Toxic feminity


Toxic Femininity..

Perhaps you’ve come across the term “toxic masculinity” before. If so, you might know this concept describes the ways society’s gender-based expectations for men can breed unhelpful characteristics and behaviors, including aggression, difficulty expressing emotions, and excessive self-reliance.

But psychologists and researchers have also started to consider a similar topic, “toxic femininity.” In a nutshell, this term describes the potentially negative impact of society’s standards for women.

It’s not clear who first coined “toxic femininity.” Various internet sources suggest the term first entered the mainstream public lexicon around 2018, when social psychologist Devon Price wrote a Medium post about it, and journalist, speaker, and educator Jane Gilmore published a piece on the topic in The Sydney Morning Herald.

The definition of the term can vary slightly, depending on the source. A common anti-feminist misconception suggests it means using “feminine” qualities to manipulate men. Yet most experts agree toxic femininity involves restricting your behavior to fit stereotypically feminine traits that men supposedly find pleasing.

Toxic femininity can affect your health and well-being in many ways by increasing stress levels, sabotaging your sense of identity, contributing to a feeling of powerlessness, and leading to unhealthy relationships, says Monica Vermani, PsyD, clinical psychologist and author of “A Deeper Wellness: Conquering Stress, Mood, Anxiety and Traumas“

“Both toxic masculinity and femininity are unhealthy as they pressure individuals to fit a mold rather than strive to live and relate to others authentically, as their highest and best selves,” she explains.

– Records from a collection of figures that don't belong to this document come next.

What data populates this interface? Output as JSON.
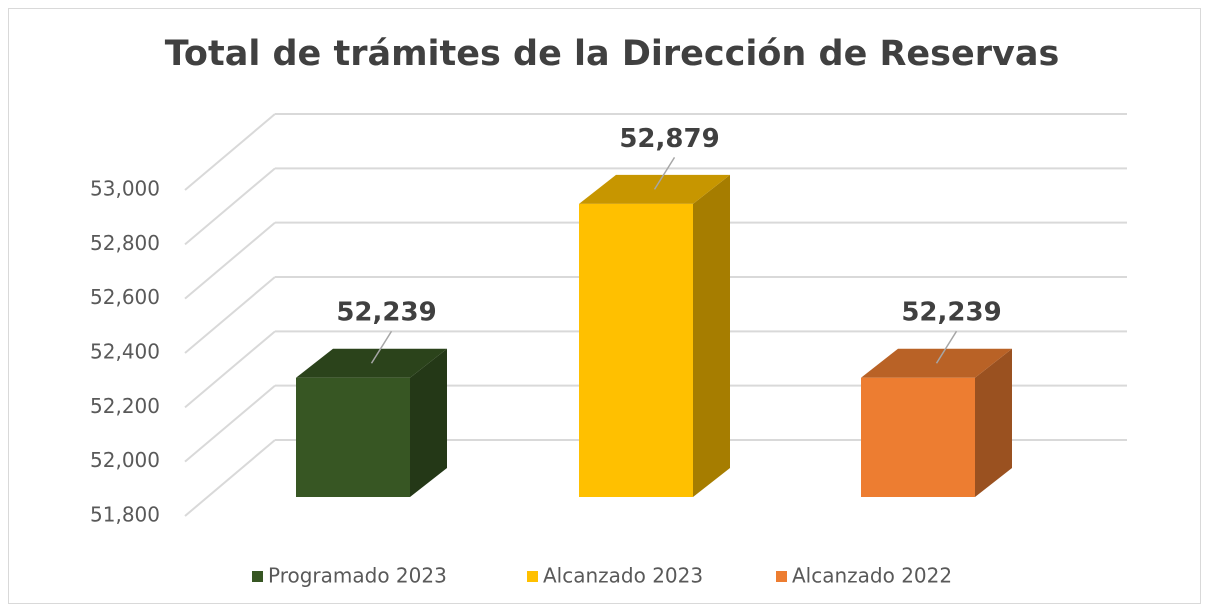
{
  "chart_data": {
    "type": "bar3d",
    "title": "Total de trámites de la Dirección de Reservas",
    "series": [
      {
        "name": "Programado 2023",
        "color": "#375623",
        "values": [
          52239
        ],
        "value_labels": [
          "52,239"
        ]
      },
      {
        "name": "Alcanzado 2023",
        "color": "#ffc000",
        "values": [
          52879
        ],
        "value_labels": [
          "52,879"
        ]
      },
      {
        "name": "Alcanzado 2022",
        "color": "#ed7d31",
        "values": [
          52239
        ],
        "value_labels": [
          "52,239"
        ]
      }
    ],
    "ylim": [
      51800,
      53000
    ],
    "yticks": [
      {
        "value": 51800,
        "label": "51,800"
      },
      {
        "value": 52000,
        "label": "52,000"
      },
      {
        "value": 52200,
        "label": "52,200"
      },
      {
        "value": 52400,
        "label": "52,400"
      },
      {
        "value": 52600,
        "label": "52,600"
      },
      {
        "value": 52800,
        "label": "52,800"
      },
      {
        "value": 53000,
        "label": "53,000"
      }
    ],
    "grid": true,
    "legend": "bottom"
  }
}
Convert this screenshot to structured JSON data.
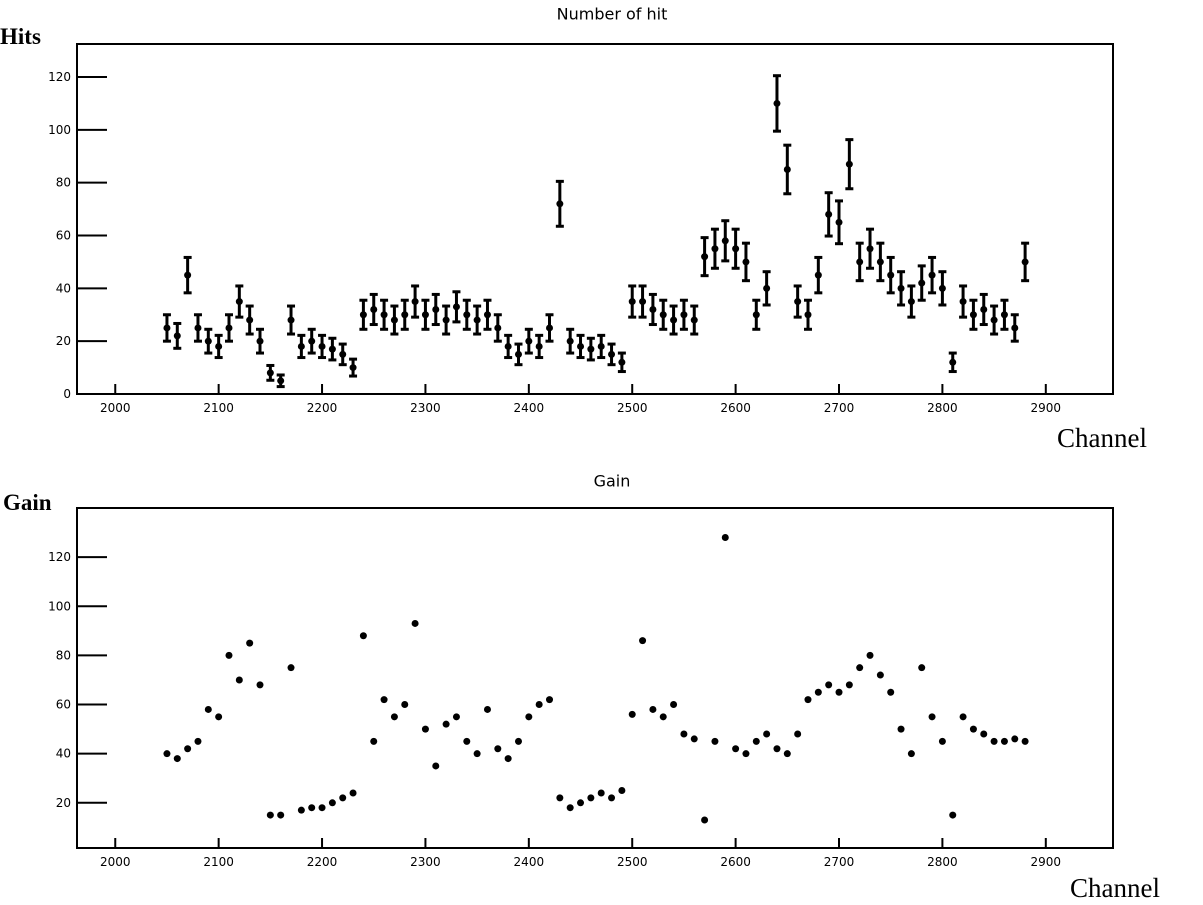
{
  "chart_data": [
    {
      "type": "scatter",
      "title": "Number of hit",
      "y_label": "Hits",
      "x_label": "Channel",
      "color": "#000000",
      "xlim": [
        1963,
        2965
      ],
      "ylim": [
        0,
        132.5
      ],
      "xticks": [
        2000,
        2100,
        2200,
        2300,
        2400,
        2500,
        2600,
        2700,
        2800,
        2900
      ],
      "yticks": [
        0,
        20,
        40,
        60,
        80,
        100,
        120
      ],
      "x": [
        2050,
        2060,
        2070,
        2080,
        2090,
        2100,
        2110,
        2120,
        2130,
        2140,
        2150,
        2160,
        2170,
        2180,
        2190,
        2200,
        2210,
        2220,
        2230,
        2240,
        2250,
        2260,
        2270,
        2280,
        2290,
        2300,
        2310,
        2320,
        2330,
        2340,
        2350,
        2360,
        2370,
        2380,
        2390,
        2400,
        2410,
        2420,
        2430,
        2440,
        2450,
        2460,
        2470,
        2480,
        2490,
        2500,
        2510,
        2520,
        2530,
        2540,
        2550,
        2560,
        2570,
        2580,
        2590,
        2600,
        2610,
        2620,
        2630,
        2640,
        2650,
        2660,
        2670,
        2680,
        2690,
        2700,
        2710,
        2720,
        2730,
        2740,
        2750,
        2760,
        2770,
        2780,
        2790,
        2800,
        2810,
        2820,
        2830,
        2840,
        2850,
        2860,
        2870,
        2880
      ],
      "values": [
        25,
        22,
        45,
        25,
        20,
        18,
        25,
        35,
        28,
        20,
        8,
        5,
        28,
        18,
        20,
        18,
        17,
        15,
        10,
        30,
        32,
        30,
        28,
        30,
        35,
        30,
        32,
        28,
        33,
        30,
        28,
        30,
        25,
        18,
        15,
        20,
        18,
        25,
        72,
        20,
        18,
        17,
        18,
        15,
        12,
        35,
        35,
        32,
        30,
        28,
        30,
        28,
        52,
        55,
        58,
        55,
        50,
        30,
        40,
        110,
        85,
        35,
        30,
        45,
        68,
        65,
        87,
        50,
        55,
        50,
        45,
        40,
        35,
        42,
        45,
        40,
        12,
        35,
        30,
        32,
        28,
        30,
        25,
        50
      ],
      "errors": [
        5,
        4.7,
        6.7,
        5,
        4.5,
        4.2,
        5,
        5.9,
        5.3,
        4.5,
        2.8,
        2.2,
        5.3,
        4.2,
        4.5,
        4.2,
        4.1,
        3.9,
        3.2,
        5.5,
        5.7,
        5.5,
        5.3,
        5.5,
        5.9,
        5.5,
        5.7,
        5.3,
        5.7,
        5.5,
        5.3,
        5.5,
        5,
        4.2,
        3.9,
        4.5,
        4.2,
        5,
        8.5,
        4.5,
        4.2,
        4.1,
        4.2,
        3.9,
        3.5,
        5.9,
        5.9,
        5.7,
        5.5,
        5.3,
        5.5,
        5.3,
        7.2,
        7.4,
        7.6,
        7.4,
        7.1,
        5.5,
        6.3,
        10.5,
        9.2,
        5.9,
        5.5,
        6.7,
        8.2,
        8.1,
        9.3,
        7.1,
        7.4,
        7.1,
        6.7,
        6.3,
        5.9,
        6.5,
        6.7,
        6.3,
        3.5,
        5.9,
        5.5,
        5.7,
        5.3,
        5.5,
        5,
        7.1
      ]
    },
    {
      "type": "scatter",
      "title": "Gain",
      "y_label": "Gain",
      "x_label": "Channel",
      "color": "#000000",
      "xlim": [
        1963,
        2965
      ],
      "ylim": [
        1.6,
        140
      ],
      "xticks": [
        2000,
        2100,
        2200,
        2300,
        2400,
        2500,
        2600,
        2700,
        2800,
        2900
      ],
      "yticks": [
        20,
        40,
        60,
        80,
        100,
        120
      ],
      "x": [
        2050,
        2060,
        2070,
        2080,
        2090,
        2100,
        2110,
        2120,
        2130,
        2140,
        2150,
        2160,
        2170,
        2180,
        2190,
        2200,
        2210,
        2220,
        2230,
        2240,
        2250,
        2260,
        2270,
        2280,
        2290,
        2300,
        2310,
        2320,
        2330,
        2340,
        2350,
        2360,
        2370,
        2380,
        2390,
        2400,
        2410,
        2420,
        2430,
        2440,
        2450,
        2460,
        2470,
        2480,
        2490,
        2500,
        2510,
        2520,
        2530,
        2540,
        2550,
        2560,
        2570,
        2580,
        2590,
        2600,
        2610,
        2620,
        2630,
        2640,
        2650,
        2660,
        2670,
        2680,
        2690,
        2700,
        2710,
        2720,
        2730,
        2740,
        2750,
        2760,
        2770,
        2780,
        2790,
        2800,
        2810,
        2820,
        2830,
        2840,
        2850,
        2860,
        2870,
        2880
      ],
      "values": [
        40,
        38,
        42,
        45,
        58,
        55,
        80,
        70,
        85,
        68,
        15,
        15,
        75,
        17,
        18,
        18,
        20,
        22,
        24,
        88,
        45,
        62,
        55,
        60,
        93,
        50,
        35,
        52,
        55,
        45,
        40,
        58,
        42,
        38,
        45,
        55,
        60,
        62,
        22,
        18,
        20,
        22,
        24,
        22,
        25,
        56,
        86,
        58,
        55,
        60,
        48,
        46,
        13,
        45,
        128,
        42,
        40,
        45,
        48,
        42,
        40,
        48,
        62,
        65,
        68,
        65,
        68,
        75,
        80,
        72,
        65,
        50,
        40,
        75,
        55,
        45,
        15,
        55,
        50,
        48,
        45,
        45,
        46,
        45
      ]
    }
  ]
}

Here’s how to identify toxic femininity and what to do about it when you recognize it.

What does it mean, exactly?
Toxic femininity can describe any instance when women are either explicitly told to conform to traditional stereotypes or attempt to align with those stereotypes themselves, according to licensed therapist Meaghan Rice, PsyD, LPC.

Rice notes that while toxic femininity stems from society’s rigid molds, individual people reinforce it all the time. It often happens as a subconscious effort to find value or feel accepted in a patriarchal society.

“At its core, it’s an internalization of misogynistic values and power structures,” adds Vermani, going on to explain that toxic femininity is based on the following stereotypically “feminine” traits:

passiveness, selflessness, and nurturance
compliance, submissiveness, or docility
empathy and compassion
home and family-oriented values
To be clear, there’s nothing at all wrong with having any of these traits. They only become toxic when you feel forced to express them, or you exaggerate them while suppressing your own needs, says Vermani.

Toxic femininity can show up in pretty much any environment:

at school
at home, with family or romantic partners
at work
in the media
online, including social media
among friends and in other social settings
Some real-world examples include:

A teacher who tells you to “act like a lady” when you show assertiveness.
A parent who continually pressures you to have children because “that’s what women do.”
An acquaintance who says you haven’t found love because men find your confidence “intimidating.”
A social media influencer who says “real women have curves.”
A newspaper article criticizing a female celebrity for having hair on their legs and underarms.
A manager or colleague who not-so-subtly suggests you wear more makeup to the office.
Social media can contribute to toxic femininity, according to Rice, when women and feminine-presenting people get more likes, comments, and general engagement for content that supports gender roles and stereotypes.

“Toxic femininity is promoted in a surprising amount of the media we consume,” adds Saba Harouni Lurie, LMFT, the owner and founder of Take Root Therapy. “Everything from female celebrities promoting dangerous dieting techniques to shows like ‘The Bachelor,’ where women compete for a man’s affection, can further these ideals.”